Dr. Rene-Guy Busnel, a vivacious French physiologist, has been visiting American scientific centers telling his audiences how he can whistle up grasshoppers and provoke numerous other reactions among members of the animal kingdom by subjecting them to a variety of sounds.

In this country certain uses are made of animal responses to sound. Hunters use crow calls, moose calls and duck calls. Bird watchers attract birds with squeaking devices. The recorded and amplified cries of a starling in anguish are used to scare off other starlings. But Dr. Busnel, who is director of the Laboratoire de Physiologie Acoustique of the Institut National dela Recherche Agronomique in France, has delved much deeper into the subject. He is a slender man with upright hair, which gives him a look of chronic astonishment. This serves to emphasize his startling pronouncements.

He recently described how he and his assistants had recorded the distress call of a crow when it was being attacked by a peregrine falcon.

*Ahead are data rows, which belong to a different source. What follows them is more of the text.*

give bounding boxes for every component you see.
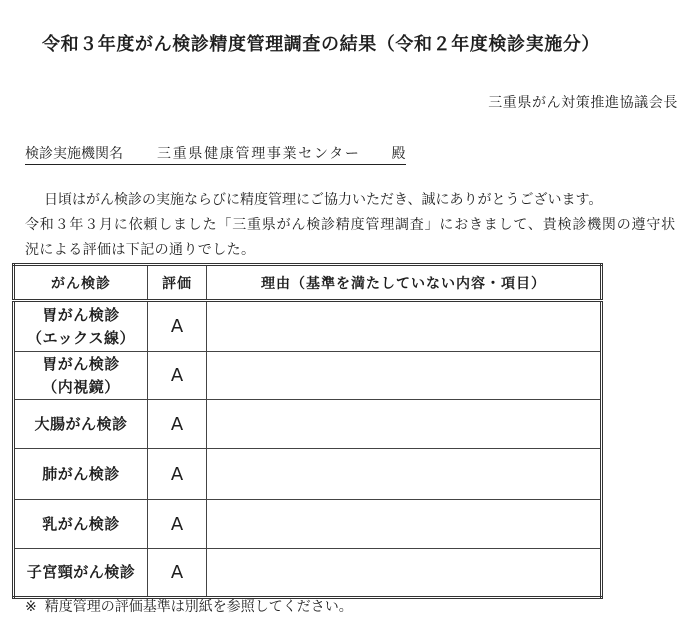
exam-name-cell	[14, 301, 148, 352]
footnote-text: 精度管理の評価基準は別紙を参照してください。	[44, 599, 353, 615]
reason-cell	[207, 400, 602, 449]
exam-name-cell	[14, 500, 148, 549]
exam-name: 乳がん検診	[42, 514, 120, 533]
exam-name: 子宮頸がん検診	[26, 563, 136, 581]
reason-cell	[207, 500, 602, 549]
results-table	[12, 263, 603, 599]
exam-name-cell	[14, 449, 148, 500]
reason-cell	[207, 301, 602, 352]
rating-cell: A	[148, 301, 207, 352]
table-header-exam: がん検診	[14, 265, 148, 301]
addressee-line	[25, 145, 406, 165]
footnote	[25, 597, 353, 617]
table-header-row	[14, 265, 602, 301]
rating-cell: A	[148, 449, 207, 500]
footnote-mark: ※	[25, 599, 37, 615]
exam-method: （内視鏡）	[42, 377, 120, 396]
issuer: 三重県がん対策推進協議会長	[488, 95, 678, 111]
rating-cell: A	[148, 500, 207, 549]
exam-name: 胃がん検診	[42, 305, 120, 324]
document-title: 令和３年度がん検診精度管理調査の結果（令和２年度検診実施分）	[42, 34, 600, 55]
rating-cell: A	[148, 549, 207, 598]
addressee-label: 検診実施機関名	[25, 146, 123, 162]
table-row	[14, 400, 602, 449]
exam-name: 肺がん検診	[42, 464, 120, 483]
reason-cell	[207, 549, 602, 598]
table-row	[14, 449, 602, 500]
body-line: 令和３年３月に依頼しました「三重県がん検診精度管理調査」におきまして、貴検診機関の遵守状	[25, 217, 676, 233]
table-row	[14, 352, 602, 400]
rating-cell: A	[148, 400, 207, 449]
reason-cell	[207, 352, 602, 400]
exam-name-cell	[14, 400, 148, 449]
exam-name: 大腸がん検診	[34, 414, 128, 433]
table-row	[14, 301, 602, 352]
reason-cell	[207, 449, 602, 500]
exam-name-cell	[14, 352, 148, 400]
exam-name: 胃がん検診	[42, 354, 120, 373]
addressee-name: 三重県健康管理事業センター	[157, 146, 361, 162]
exam-name-cell	[14, 549, 148, 598]
body-paragraph	[25, 188, 676, 263]
table-row	[14, 549, 602, 598]
exam-method: （エックス線）	[26, 328, 136, 347]
rating-cell: A	[148, 352, 207, 400]
body-line: 況による評価は下記の通りでした。	[25, 242, 256, 258]
table-row	[14, 500, 602, 549]
body-line: 日頃はがん検診の実施ならびに精度管理にご協力いただき、誠にありがとうございます。	[44, 192, 603, 208]
table-header-reason: 理由（基準を満たしていない内容・項目）	[207, 265, 602, 301]
table-header-rating: 評価	[148, 265, 207, 301]
addressee-honorific: 殿	[391, 146, 406, 162]
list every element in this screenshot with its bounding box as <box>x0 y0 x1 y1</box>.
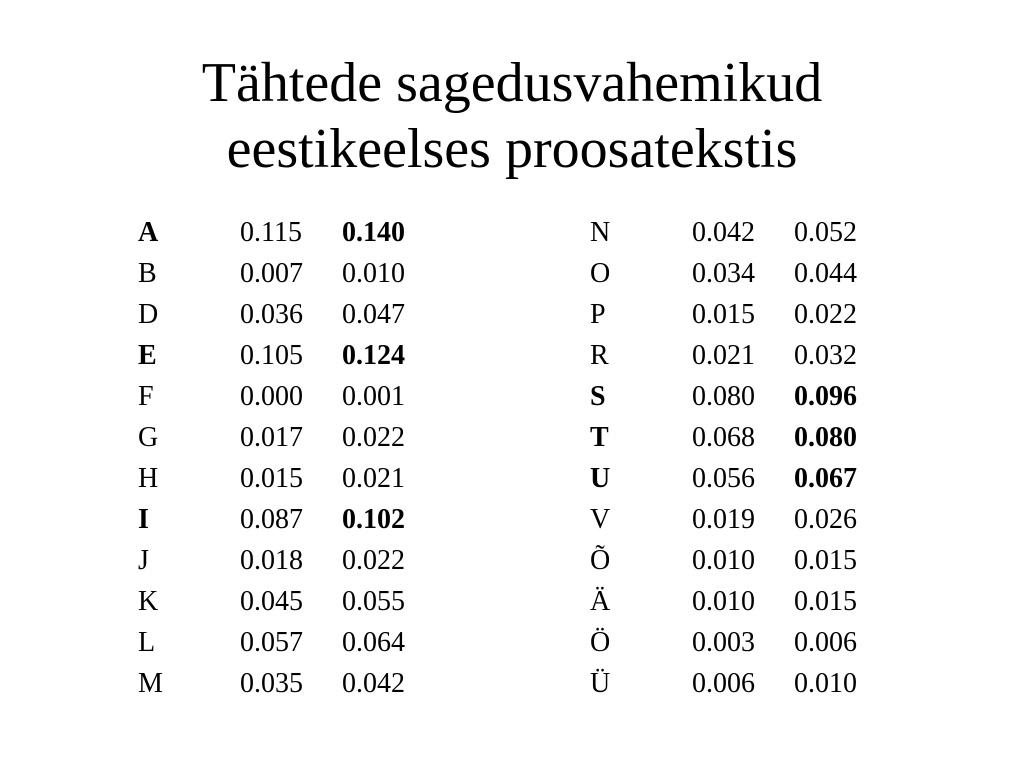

Then he showed pictures of them taking a sound truck out into the countryside where they played the recording real loud. Crows came to the truck from two to three miles away and flew around it for 20 minutes, apparently intent upon ganging up on the falcon. They played the sound backwards and still the crows came from afar.

Dr. Busnel's most impressive experiment came when he demonstrated his power over female grasshoppers. First he described how the male grasshopper of this particular species attracts the females during the breeding season by emitting a series of sharp sounds. Then the lights went out and he ran color motion pictures of the experiment.

A Frenchman was stretched prone on the ground blowing repeated blasts on a small, shrill whistle. Some 20 feet away was a female grasshopper. Steadily she crawled toward the whistler, making her way over weeds and grass and sand. Slowly she walked up the Frenchman's arm, onto his face and finally perched on his nose right over the whistle. This was repeated time and again and soon grasshoppers were coming from several directions. One climbed up on the whistler's arm, disappeared behind his neck, then came into view over the top of his head and crawled down his face to the whistle.

At one point two Frenchmen, each with a whistle, stretched out on the sand some 10 feet apart and with a grasshopper between them. They kept calling the grasshopper back and forth until it seemed that the creature would develop schizophrenia.

The physiologist related his surprise during a meeting in his laboratory when a tree frog answered human applause. When the group clapped their hands the frog croaked. This led to more experiments, and Dr. Busnel played a recording of the frog croaking in response to a metronome and to pieces of glass being clanked together.

Going beyond his own experiments Dr. Busnel told how the Chinese repel hawks by putting whistles on the wings of their pigeons; that an automobile horn will make a hippopotamus rise out of the water; that certain sounds will make a crocodile open its mouth; and that African natives attract fish with a crude device which makes sounds under water.

The French scientist was loth to discuss the practical applications of his own discoveries other than to say that the economic uses of some of them were obvious. It is evident that it would be a boon to farmers if they could call crows out of their corn fields. It also is plain that insect pests could be destroyed if the females could be called in at breeding time.

It may not be too farfetched to visualize a fisherman collecting bait by whistling up grasshoppers and crickets. Many people would like to order pigeons out of town and it would be good to impress upon rabbits that they should stay out of the garden. There is plenty that should be conveyed to mice and moles.